Reread the lines above^^ ;-)

> You are going to join an existing drbdmanage cluster.
> CAUTION! Note that:
>   * Any previous drbdmanage cluster information may be removed
>   * Any remaining resources managed by a previous drbdmanage installation
>     that still exist on this system will no longer be managed by drbdmanage
> 
> Confirm:
> 
>   yes/no: yes
> Waiting for server to start up (can take up to 1 min)
> Waiting for server: ......
> Operation completed successfully
> Give leader time to contact the new node
> Operation completed successfully
> Operation completed successfully

I guess at that point your second node was successfully joined.

> #
> #
> # drbdmanage howto-join drbd-02
> IMPORTANT: Execute the following command only on node drbd-02!
> drbdmanage join -p 6999 172.31.8.103 1 drbd-01 172.31.1.155 0
> aez1qL969FHRDYJH4qYD
> Operation completed successfully
> #
> #
> 
> - Execute on drbd-02
> # drbdmanage join -p 6999 172.31.8.103 1 drbd-01 172.31.1.155 0
> aez1qL969FHRDYJH4qYD
> You are going to join an existing drbdmanage cluster.
> CAUTION! Note that:
>   * Any previous drbdmanage cluster information may be removed
>   * Any remaining resources managed by a previous drbdmanage installation
>     that still exist on this system will no longer be managed by drbdmanage
> 
> Confirm:
> 
>   yes/no: yes
> Waiting for server to start up (can take up to 1 min)
> Operation completed successfully
> #
> #

Why did you rejoin it?

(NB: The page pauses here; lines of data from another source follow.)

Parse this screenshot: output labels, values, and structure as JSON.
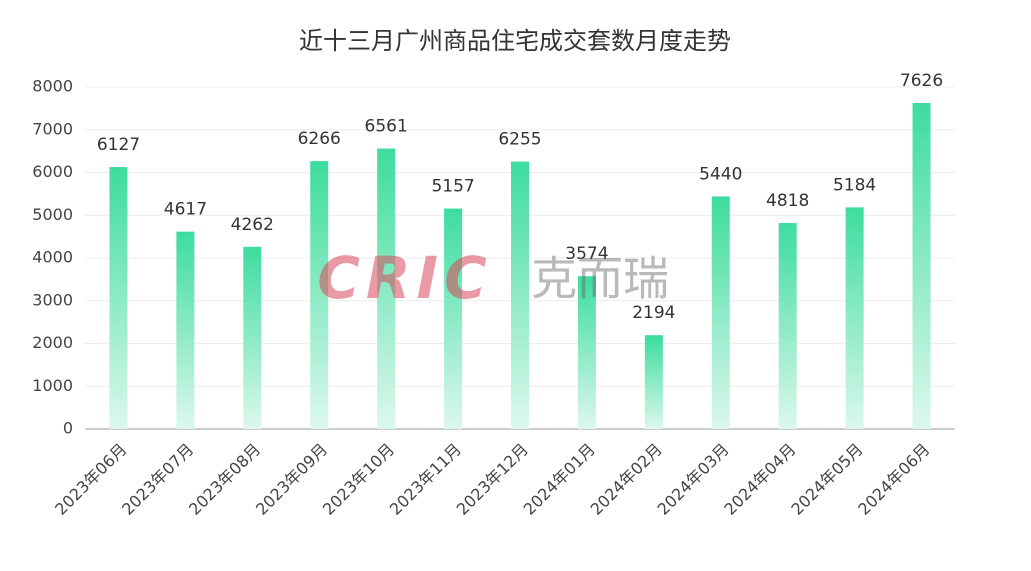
{
  "chart_data": {
    "type": "bar",
    "title": "近十三月广州商品住宅成交套数月度走势",
    "categories": [
      "2023年06月",
      "2023年07月",
      "2023年08月",
      "2023年09月",
      "2023年10月",
      "2023年11月",
      "2023年12月",
      "2024年01月",
      "2024年02月",
      "2024年03月",
      "2024年04月",
      "2024年05月",
      "2024年06月"
    ],
    "values": [
      6127,
      4617,
      4262,
      6266,
      6561,
      5157,
      6255,
      3574,
      2194,
      5440,
      4818,
      5184,
      7626
    ],
    "color": "#3ddc9f",
    "ylim": [
      0,
      8000
    ],
    "yticks": [
      0,
      1000,
      2000,
      3000,
      4000,
      5000,
      6000,
      7000,
      8000
    ],
    "grid": true,
    "watermark_logo": "CRIC",
    "watermark_text": "克而瑞"
  }
}
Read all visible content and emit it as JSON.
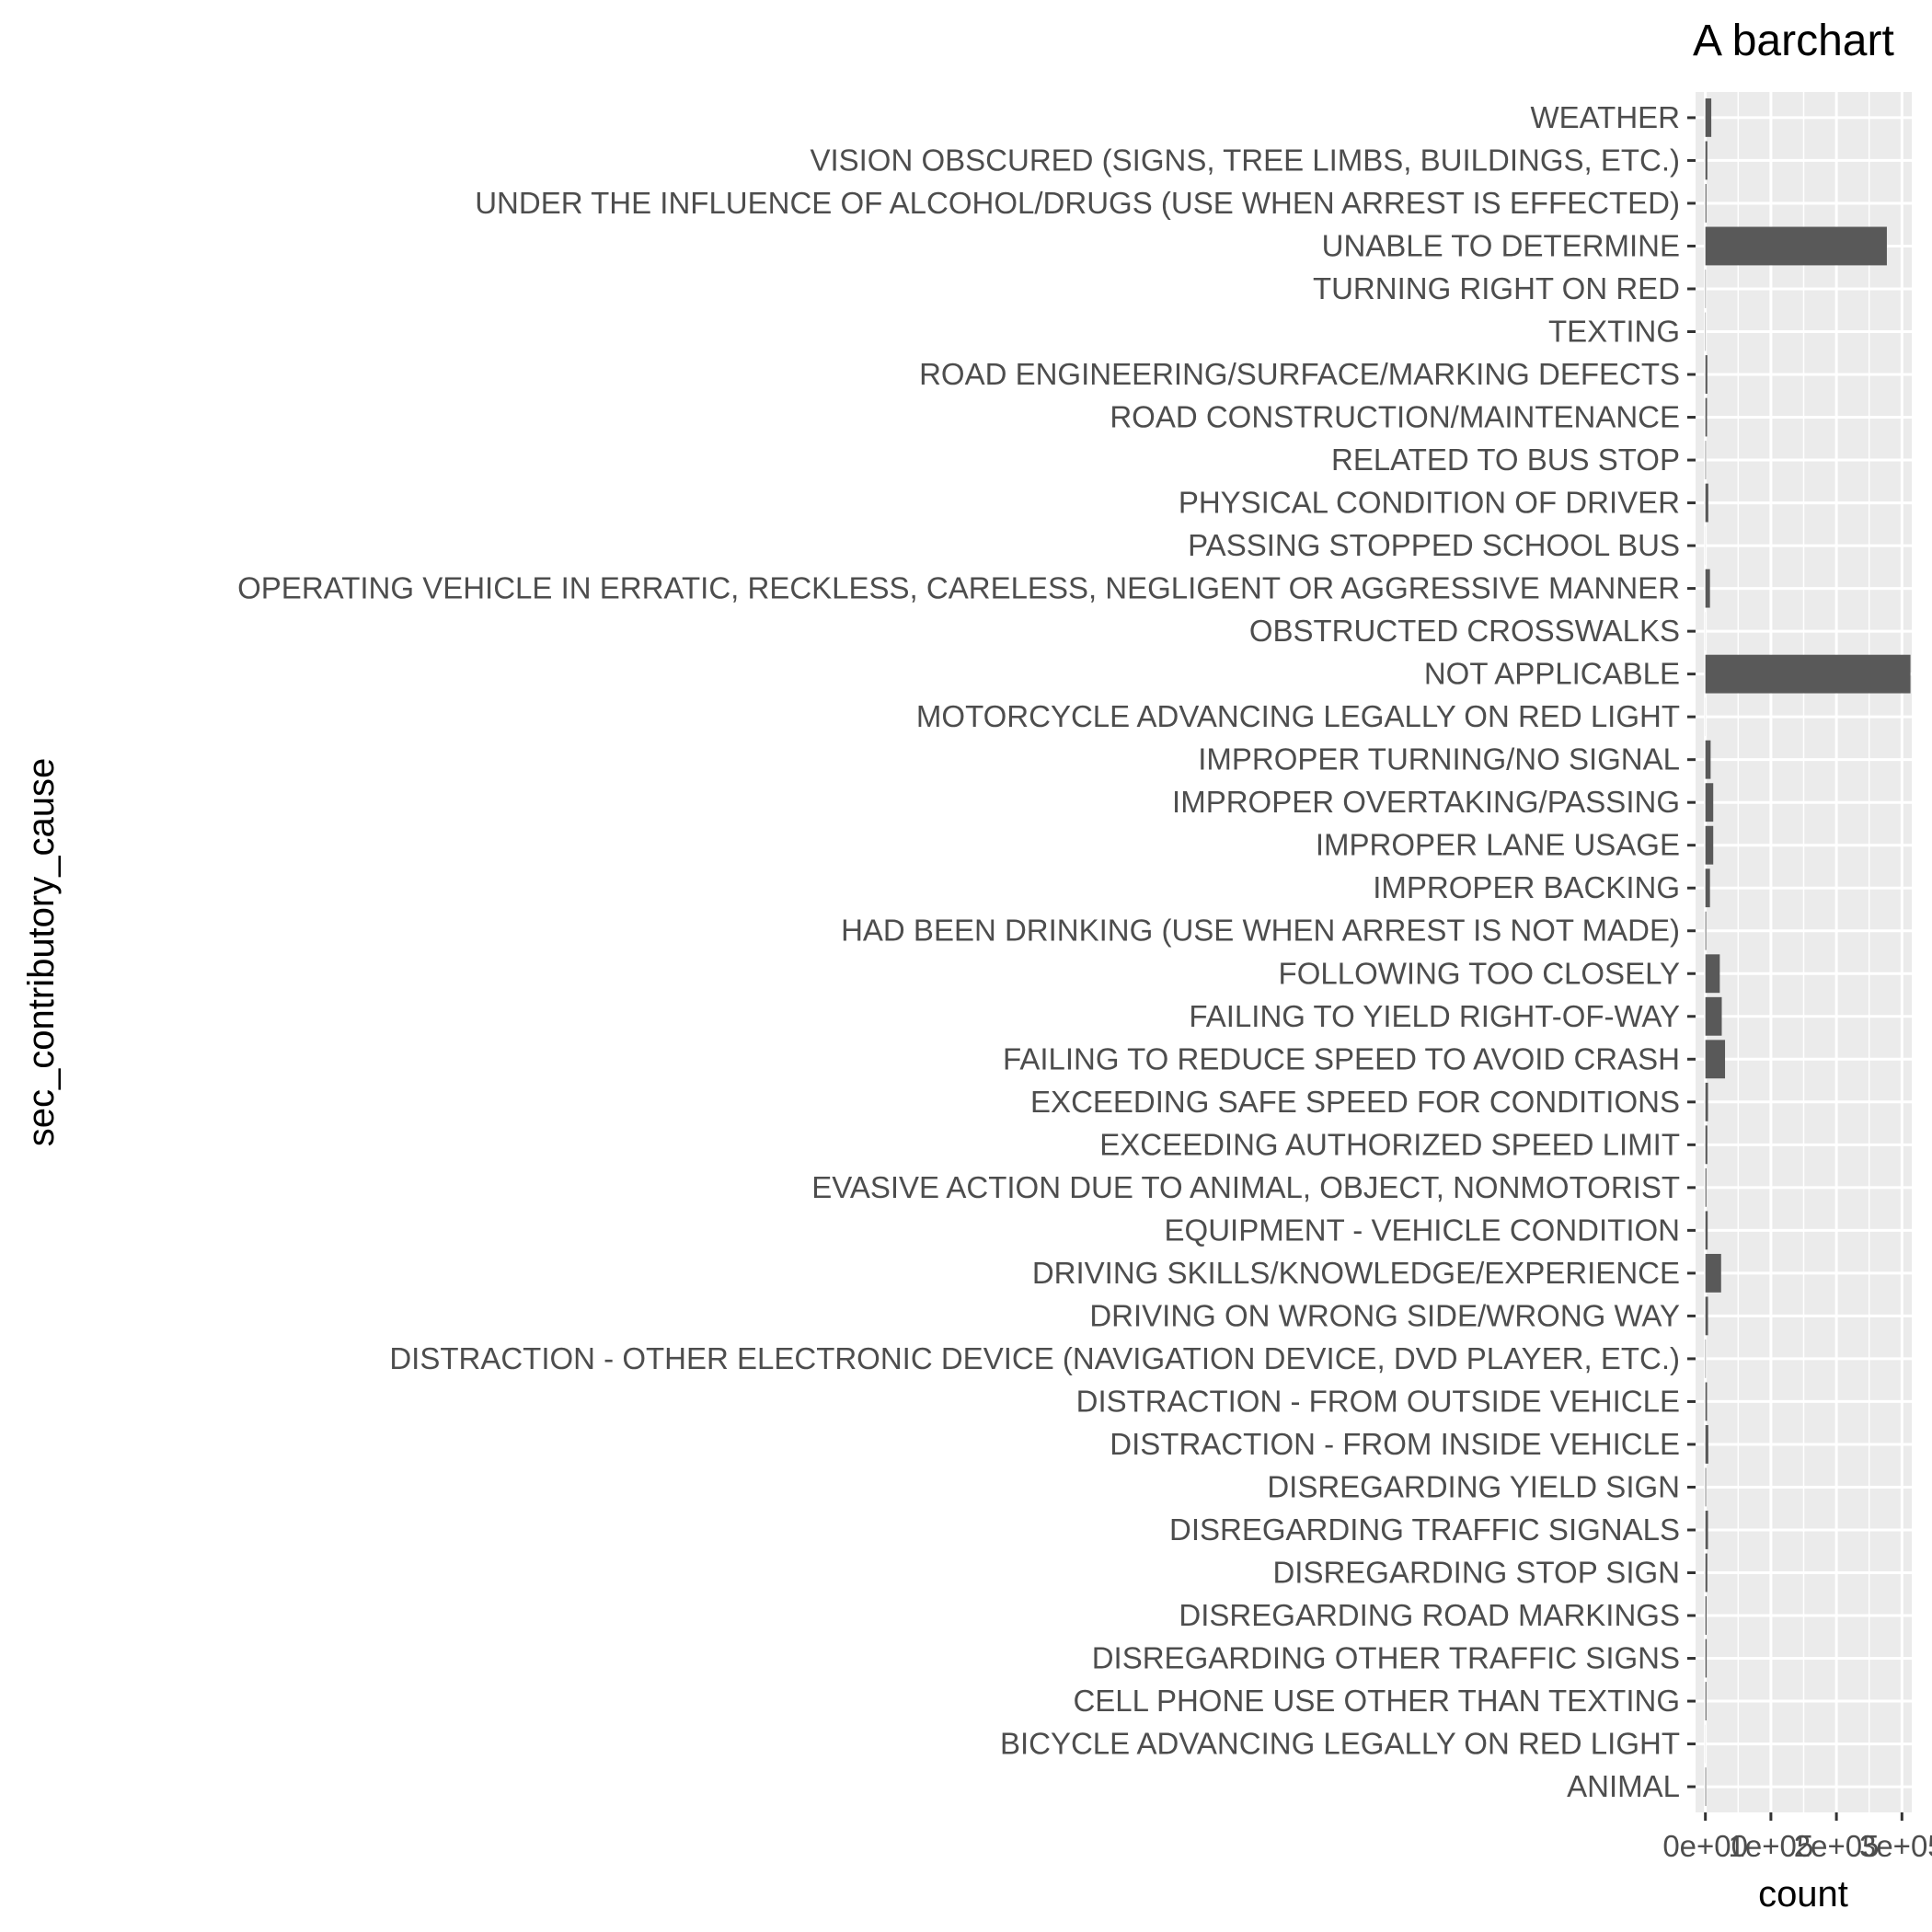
{
  "chart_data": {
    "type": "bar",
    "orientation": "horizontal",
    "title": "A barchart",
    "xlabel": "count",
    "ylabel": "sec_contributory_cause",
    "grid": true,
    "xlim": [
      0,
      300000
    ],
    "x_ticks": [
      0,
      100000,
      200000,
      300000
    ],
    "x_tick_labels": [
      "0e+00",
      "1e+05",
      "2e+05",
      "3e+05"
    ],
    "categories": [
      "ANIMAL",
      "BICYCLE ADVANCING LEGALLY ON RED LIGHT",
      "CELL PHONE USE OTHER THAN TEXTING",
      "DISREGARDING OTHER TRAFFIC SIGNS",
      "DISREGARDING ROAD MARKINGS",
      "DISREGARDING STOP SIGN",
      "DISREGARDING TRAFFIC SIGNALS",
      "DISREGARDING YIELD SIGN",
      "DISTRACTION - FROM INSIDE VEHICLE",
      "DISTRACTION - FROM OUTSIDE VEHICLE",
      "DISTRACTION - OTHER ELECTRONIC DEVICE (NAVIGATION DEVICE, DVD PLAYER, ETC.)",
      "DRIVING ON WRONG SIDE/WRONG WAY",
      "DRIVING SKILLS/KNOWLEDGE/EXPERIENCE",
      "EQUIPMENT - VEHICLE CONDITION",
      "EVASIVE ACTION DUE TO ANIMAL, OBJECT, NONMOTORIST",
      "EXCEEDING AUTHORIZED SPEED LIMIT",
      "EXCEEDING SAFE SPEED FOR CONDITIONS",
      "FAILING TO REDUCE SPEED TO AVOID CRASH",
      "FAILING TO YIELD RIGHT-OF-WAY",
      "FOLLOWING TOO CLOSELY",
      "HAD BEEN DRINKING (USE WHEN ARREST IS NOT MADE)",
      "IMPROPER BACKING",
      "IMPROPER LANE USAGE",
      "IMPROPER OVERTAKING/PASSING",
      "IMPROPER TURNING/NO SIGNAL",
      "MOTORCYCLE ADVANCING LEGALLY ON RED LIGHT",
      "NOT APPLICABLE",
      "OBSTRUCTED CROSSWALKS",
      "OPERATING VEHICLE IN ERRATIC, RECKLESS, CARELESS, NEGLIGENT OR AGGRESSIVE MANNER",
      "PASSING STOPPED SCHOOL BUS",
      "PHYSICAL CONDITION OF DRIVER",
      "RELATED TO BUS STOP",
      "ROAD CONSTRUCTION/MAINTENANCE",
      "ROAD ENGINEERING/SURFACE/MARKING DEFECTS",
      "TEXTING",
      "TURNING RIGHT ON RED",
      "UNABLE TO DETERMINE",
      "UNDER THE INFLUENCE OF ALCOHOL/DRUGS (USE WHEN ARREST IS EFFECTED)",
      "VISION OBSCURED (SIGNS, TREE LIMBS, BUILDINGS, ETC.)",
      "WEATHER"
    ],
    "values": [
      1000,
      100,
      1500,
      2000,
      1800,
      3000,
      4000,
      1000,
      4500,
      2500,
      600,
      4000,
      24000,
      3500,
      1500,
      3000,
      4000,
      30000,
      25000,
      22000,
      1200,
      7000,
      12000,
      12000,
      8000,
      100,
      313000,
      100,
      7000,
      100,
      4500,
      800,
      2500,
      3000,
      500,
      600,
      277000,
      1500,
      3000,
      9000
    ],
    "colors": {
      "bar": "#595959",
      "panel": "#ebebeb",
      "grid": "#ffffff"
    }
  }
}
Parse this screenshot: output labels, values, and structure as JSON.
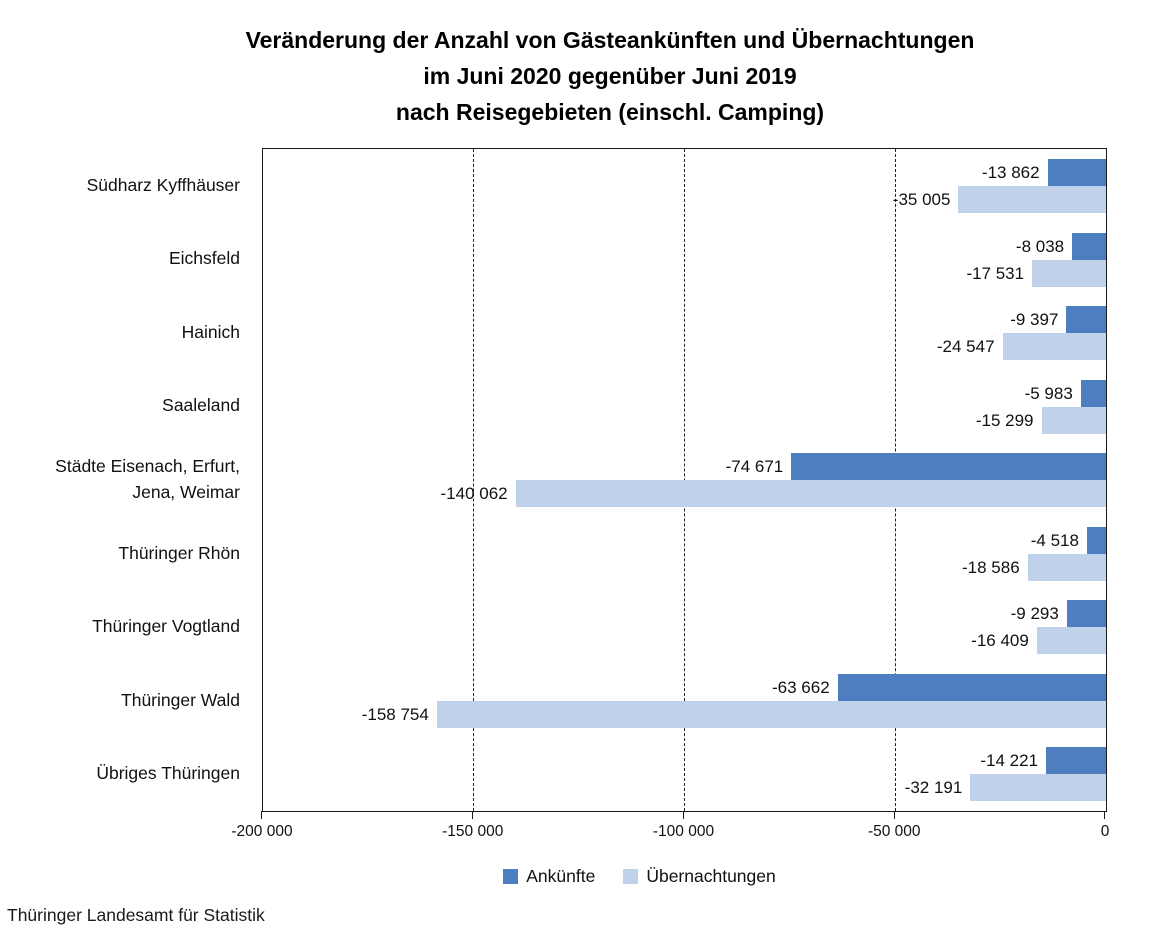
{
  "title": {
    "line1": "Veränderung der Anzahl von Gästeankünften und Übernachtungen",
    "line2": "im Juni 2020 gegenüber Juni 2019",
    "line3": "nach Reisegebieten (einschl. Camping)"
  },
  "footer": "Thüringer Landesamt für Statistik",
  "chart_data": {
    "type": "bar",
    "orientation": "horizontal",
    "title": "Veränderung der Anzahl von Gästeankünften und Übernachtungen im Juni 2020 gegenüber Juni 2019 nach Reisegebieten (einschl. Camping)",
    "categories": [
      "Südharz Kyffhäuser",
      "Eichsfeld",
      "Hainich",
      "Saaleland",
      "Städte Eisenach, Erfurt,\nJena, Weimar",
      "Thüringer Rhön",
      "Thüringer Vogtland",
      "Thüringer Wald",
      "Übriges Thüringen"
    ],
    "series": [
      {
        "name": "Ankünfte",
        "color": "#4d7ebf",
        "values": [
          -13862,
          -8038,
          -9397,
          -5983,
          -74671,
          -4518,
          -9293,
          -63662,
          -14221
        ],
        "labels": [
          "-13 862",
          "-8 038",
          "-9 397",
          "-5 983",
          "-74 671",
          "-4 518",
          "-9 293",
          "-63 662",
          "-14 221"
        ]
      },
      {
        "name": "Übernachtungen",
        "color": "#bfd2ea",
        "values": [
          -35005,
          -17531,
          -24547,
          -15299,
          -140062,
          -18586,
          -16409,
          -158754,
          -32191
        ],
        "labels": [
          "-35 005",
          "-17 531",
          "-24 547",
          "-15 299",
          "-140 062",
          "-18 586",
          "-16 409",
          "-158 754",
          "-32 191"
        ]
      }
    ],
    "xlim": [
      -200000,
      0
    ],
    "x_ticks": {
      "values": [
        -200000,
        -150000,
        -100000,
        -50000,
        0
      ],
      "labels": [
        "-200 000",
        "-150 000",
        "-100 000",
        "-50 000",
        "0"
      ]
    },
    "gridlines": {
      "values": [
        -150000,
        -100000,
        -50000
      ],
      "style": "dashed"
    },
    "legend_position": "bottom",
    "grid": true,
    "axis_color": "#1a1a1a"
  }
}
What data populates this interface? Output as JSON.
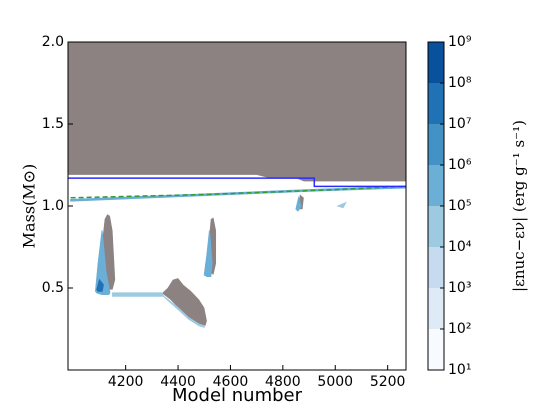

It was already joined.

> 
> - Execute on drbd-01
> # drbdmanage list-nodes
> +------------------------------------------------------------------------------------------+
> | Name    | Pool Size | Pool Free |                          |
>           State |
> |------------------------------------------------------------------------------------------|
> | drbd-01 |     10236 |     10228 |                          |
>  online/quorum vote ignored |
> | drbd-02 |     10236 |     10228 |                          |
> offline/quorum vote ignored |
> +------------------------------------------------------------------------------------------+
> [root at drbd-01 drbd.d]#
> 
> - Execute on drbd-02
> # drbdmanage list-nodes
> +------------------------------------------------------------------------------------------+
> | Name    | Pool Size | Pool Free |                          |
>           State |
> |------------------------------------------------------------------------------------------|
> | drbd-01 |     10236 |     10228 |                          |
> offline/quorum vote ignored |
> | drbd-02 |     10236 |     10228 |                          |
>  online/quorum vote ignored |
> +------------------------------------------------------------------------------------------+
> #
> #
> 
> When I checked syslog on drbd-01, the messages blow were writen.
> ----------
> Jul 24 03:27:58 drbd-01 dbus-daemon: .drbdctrl role:Primary
> Jul 24 03:27:58 drbd-01 dbus-daemon: volume:0 disk:UpToDate
> Jul 24 03:27:58 drbd-01 dbus-daemon: volume:1 disk:UpToDate
> Jul 24 03:29:55 drbd-01 drbdmanaged[2221]: INFO       DrbdAdm: Running
> external command: drbdadm -vvv adjust .drbdctrl
> Jul 24 03:29:55 drbd-01 drbdmanaged[2221]: ERROR      DrbdAdm: External
> command 'drbdadm': Exit code 1
> Jul 24 03:29:55 drbd-01 dbus-daemon: .drbdctrl role:Primary
> ----------
> 
> on drbd-02
> ----------
> Jul 24 03:29:59 drbd-02 drbdmanaged[2184]: INFO       DrbdAdm: Running
> external command: drbdadm -vvv adjust .drbdctrl
> Jul 24 03:29:59 drbd-02 drbdmanaged[2184]: ERROR      DrbdAdm: External
> command 'drbdadm': Exit code 1
> Jul 24 03:29:59 drbd-02 drbdmanaged[2184]: INFO       DRBDManage starting
> as potential leader node
> Jul 24 03:29:59 drbd-02 dbus-daemon: .drbdctrl role:Secondary
> Jul 24 03:29:59 drbd-02 dbus-daemon: volume:0 disk:Inconsistent
> Jul 24 03:29:59 drbd-02 dbus-daemon: volume:1 disk:Inconsistent
> Jul 24 03:29:59 drbd-02 dbus-daemon: drbd-01 connection:Connecting

Looks like the two machines never connected successfully on DRBD level.
I saw that recently on AWS and it is usually a problem with the network.
All ports that you need are open? For the join you used the node name
shown in "uname -n"?

Review the res file of the control volume and try to connect the
.drbdctrl on DRBD level. As long as the nodes can not connect on DRBD
level, the next higher level - drbdmanage - will fail.

Regards, rck